Four years to do the unthinkable
Peter Malinauskas, like any other opposition leader, presumably spent his first two years developing a strategy for the 2022 election, and the challenging task of toppling a first-term government.
But once the COVID-19 pandemic took hold in South Australia, he was unceremoniously benched.
SA Labor spent 2020, and a large part of 2021, offering almost unconditional support to the Marshall Liberal Government, as it responded to outbreaks and navigated restrictions and lockdowns.
Rather than offering up hyper-critical media grabs, his party tried to gain political ground on issues like ambulance ramping, child protection and unemployment.
It saw there was no appetite for political bickering in a crisis.
With an election approaching, something as basic as name recognition could have been a major issue.
(A certain photograph at a swimming centre may have helped that cause in recent weeks).
But that time on the sidelines meant Labor had ample time to prepare despairing paramedics for press conferences, "basketball stadium" spin, and even a morning running program.
There were hiccups along the way, including a sexist gibe from the Labor leader himself about a pack of Young Liberal joggers being "girls".
That aside, the Marshall Liberal Government's campaign did not keep up.
The weight of expectation
Years of expectation now weigh heavily on Peter Malinauskas.
The married father-of-three has sold – and voters have bought – a vision for the state's post-pandemic future.

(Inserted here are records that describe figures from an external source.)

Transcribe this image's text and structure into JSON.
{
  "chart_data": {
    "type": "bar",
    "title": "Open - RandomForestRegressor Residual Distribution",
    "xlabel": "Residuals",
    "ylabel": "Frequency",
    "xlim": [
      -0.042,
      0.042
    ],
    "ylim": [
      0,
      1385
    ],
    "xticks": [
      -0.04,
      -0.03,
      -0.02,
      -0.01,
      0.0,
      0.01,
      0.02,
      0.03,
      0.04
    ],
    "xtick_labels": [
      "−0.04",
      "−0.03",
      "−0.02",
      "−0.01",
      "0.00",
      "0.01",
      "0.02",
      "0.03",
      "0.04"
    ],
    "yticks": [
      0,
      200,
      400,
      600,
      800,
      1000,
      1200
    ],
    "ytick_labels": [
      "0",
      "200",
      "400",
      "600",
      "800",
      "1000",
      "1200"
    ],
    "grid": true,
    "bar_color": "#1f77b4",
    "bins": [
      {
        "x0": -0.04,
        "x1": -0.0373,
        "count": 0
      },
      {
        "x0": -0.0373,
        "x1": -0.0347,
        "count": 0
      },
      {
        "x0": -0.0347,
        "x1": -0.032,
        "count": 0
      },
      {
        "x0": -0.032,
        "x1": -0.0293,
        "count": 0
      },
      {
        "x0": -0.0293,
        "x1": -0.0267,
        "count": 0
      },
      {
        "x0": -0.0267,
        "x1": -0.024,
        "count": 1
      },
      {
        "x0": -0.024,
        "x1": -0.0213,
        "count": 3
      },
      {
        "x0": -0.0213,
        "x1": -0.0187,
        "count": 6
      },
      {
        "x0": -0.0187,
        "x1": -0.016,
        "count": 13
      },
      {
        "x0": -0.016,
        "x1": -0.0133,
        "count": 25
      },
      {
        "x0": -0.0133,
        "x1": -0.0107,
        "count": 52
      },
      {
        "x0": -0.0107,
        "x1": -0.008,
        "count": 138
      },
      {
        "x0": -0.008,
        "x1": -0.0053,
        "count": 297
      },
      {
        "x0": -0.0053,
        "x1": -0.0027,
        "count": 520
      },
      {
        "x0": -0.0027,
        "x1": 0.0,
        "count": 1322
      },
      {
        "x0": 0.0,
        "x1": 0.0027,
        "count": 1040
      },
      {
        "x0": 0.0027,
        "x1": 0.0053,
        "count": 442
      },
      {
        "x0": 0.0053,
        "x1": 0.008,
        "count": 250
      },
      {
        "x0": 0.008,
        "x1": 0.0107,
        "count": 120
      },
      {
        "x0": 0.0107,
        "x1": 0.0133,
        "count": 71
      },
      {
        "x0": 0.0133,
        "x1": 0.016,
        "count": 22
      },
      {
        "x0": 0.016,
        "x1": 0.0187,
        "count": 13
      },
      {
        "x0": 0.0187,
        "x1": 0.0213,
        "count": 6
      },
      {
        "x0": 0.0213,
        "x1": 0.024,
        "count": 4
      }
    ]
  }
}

Mr Malinauskas describes himself as a business friendly Labor leader, still focused on his roots in shop trading hours and fair pay.
Speaking on the ABC tonight, Labor's Tom Koutsantonis said he "couldn't be prouder of Peter" and described him as a "remarkable individual".
"I have known him for a long, long time and I remember when Don Farrell first introduced me to Peter, everyone knew that this was a special young man, and he hasn't let anyone down," he said.
Mr Koutsantonis said Mr Malinauskas will run a "very collegiate" cabinet.
"He is a strong individual who is considered in the way he thinks about things," he said.
Mr Malinauskas' "vision" also includes "fixing the ambulance ramping crisis" – or, finding a way to vastly reduce an increasingly public, complex and devastating problem for the state's health system.
It is a problem that started, and worsened, under the most recent Labor government, as well as under Steven Marshall's watch.
Mr Malinauskas has promised he will not lead a government focused on the next four years, but on the next generation of South Australians.
Whether he will be a leader remembered by generations to come could be a trickier path to navigate than the one he took to power.